26.10.04
Ela bem que queria me proporcionar à tempos uma surpresa. Naquele dia, pediu paa que eu ficasse absolutamente nu. Dei risada, mas ela não parecia estar brincando. Ordenou que eu sentasse em uma cadeira. Logo percebi qual era a fantasia que ela estava nutrindo: dominação.
Sentei-me onde havia me indicado para sentar e primeiramente me algemou e amarrou as mãos atrás da cadeira de forma a quase me machucar.
- Para, Ana! Você está me machucando.
- Fique quieto! - respondeu, ríspida.
Eu ri e continuei simulando alguma resistência o que era mais irreal do que qualquer outra coisa. A verdade era, talvez dura de assumir mas que eu estava adorando ser dominado, sentir,na pele, o que fazíamos (a maioria, não eu) com as nossas mulheres.
Amarrou minhas pernas na cadeira, colou uma "silver tape" em minha boca, vendou meus olhos e pronto, estava agora totalmente a sua mercê.

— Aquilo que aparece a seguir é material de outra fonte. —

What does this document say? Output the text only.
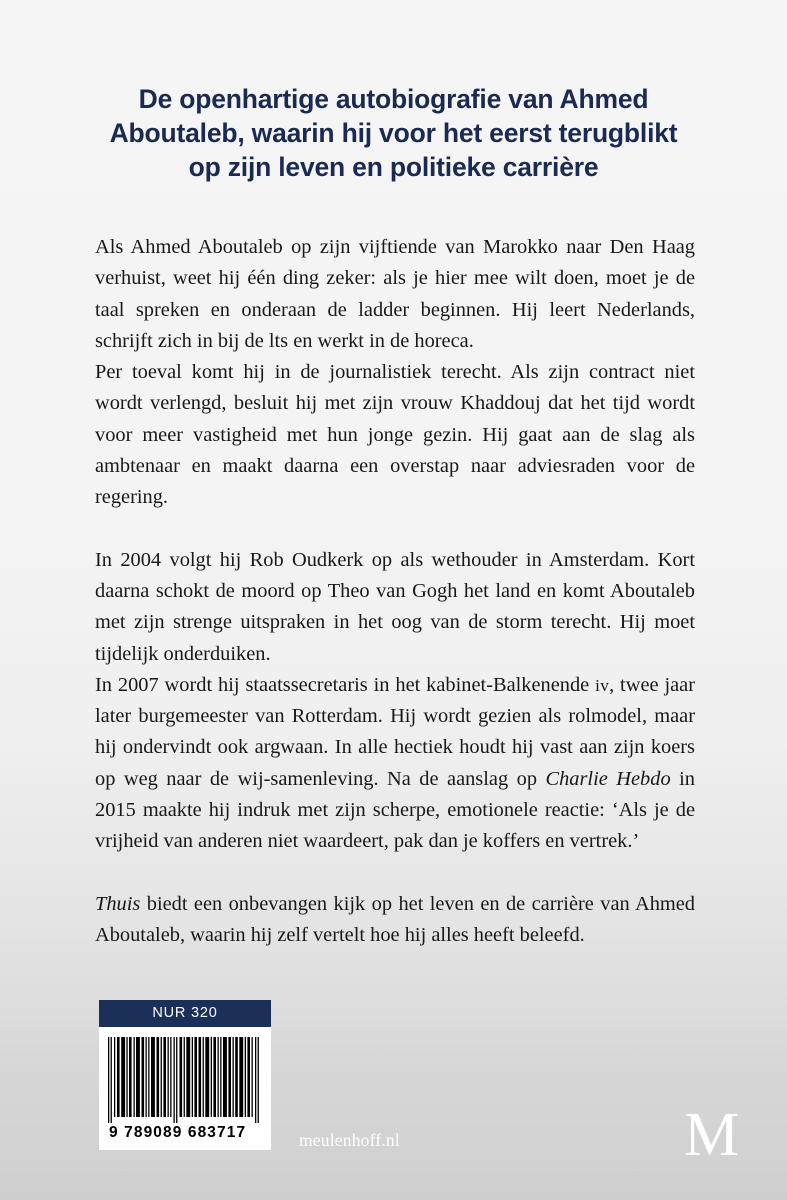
De openhartige autobiografie van Ahmed
Aboutaleb, waarin hij voor het eerst terugblikt
op zijn leven en politieke carrière

Als Ahmed Aboutaleb op zijn vijftiende van Marokko naar Den Haag verhuist, weet hij één ding zeker: als je hier mee wilt doen, moet je de taal spreken en onderaan de ladder beginnen. Hij leert Nederlands, schrijft zich in bij de lts en werkt in de horeca.

Per toeval komt hij in de journalistiek terecht. Als zijn contract niet wordt verlengd, besluit hij met zijn vrouw Khaddouj dat het tijd wordt voor meer vastigheid met hun jonge gezin. Hij gaat aan de slag als ambtenaar en maakt daarna een overstap naar adviesraden voor de regering.

In 2004 volgt hij Rob Oudkerk op als wethouder in Amsterdam. Kort daarna schokt de moord op Theo van Gogh het land en komt Aboutaleb met zijn strenge uitspraken in het oog van de storm terecht. Hij moet tijdelijk onderduiken.

In 2007 wordt hij staatssecretaris in het kabinet-Balkenende iv, twee jaar later burgemeester van Rotterdam. Hij wordt gezien als rolmodel, maar hij ondervindt ook argwaan. In alle hectiek houdt hij vast aan zijn koers op weg naar de wij-samenleving. Na de aanslag op Charlie Hebdo in 2015 maakte hij indruk met zijn scherpe, emotionele reactie: ‘Als je de vrijheid van anderen niet waardeert, pak dan je koffers en vertrek.’

Thuis biedt een onbevangen kijk op het leven en de carrière van Ahmed Aboutaleb, waarin hij zelf vertelt hoe hij alles heeft beleefd.

NUR 320
9 789089 683717	meulenhoff.nl	M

Agora estava ficando sério e eu me preocupava com o que viria a seguir. Até quando, até onde e porque tudo aquilo estava acontecendo? Sinto a unha que sei ser vermelha correndo pelo mu peito.
- Quer uma marca?
Eu me debatia tentando evitar que a sua unha cravasse em meu peito: não houve jeito. Senti a ponta da unha entrar em minha carne como um pequeno punhal e ampliar o ferimento bem lentamente.
- Isso.... Gostando né? Vai ver como é bom mexer comigo...
Continuou...
- Estou tirando os sapatos. Imagina o que vou fazer com eles?
Não entendia. Pés? Nem imaginava o que ela iria fazer. Ouvi o puxar de uma cadeira na minha frente e começou acariciar meu pênis com seus pés, primeiramente com um, depois com ambos em um movimento de subir e descer. Nunca tinha experimentado aquilo! Que sensação estranha e ao mesmo tempo agradabilíssima. Comecei a excitar-me , comecei a falar um pouco mais alto para que, mesmo sufocado com a silver tape pudesse ser ouvido.
- Será que te dou prazer ou não?
Ela ria, como uma posessa! E eu cada vez mais envolvido e interessado. Continuo massageando-me com os pés, falando palavras que nunca imaginava ouvir da boca de Ana. Depois, no auge da minha excitação, tomou-me com as mãos e me masturbava, alternando as velocidades, me fazendo endoidecer com a aceleração, depois a pausa e quando sentia que meu orgasmo se aproximava, parava para meu mais completo desespero.
É óbvio que houve uma hora que não havia como evitar, e ele veio, forte, farto, com uma onda inacreditável de esperma. Ela riu, limpu suas mãos no meu peito e barriga e arrancando a silver tape (doloridamente) me beijou.
- Eu sempre sonhei com isso... Te amo, querido...
Só sei que aquela noite transformou-se numa sucessão de prazeres indiscritíveis, iniciados pela simples brincadeira, ou melhor, pela realização de uma fantasia que para mim também era maravilhosa.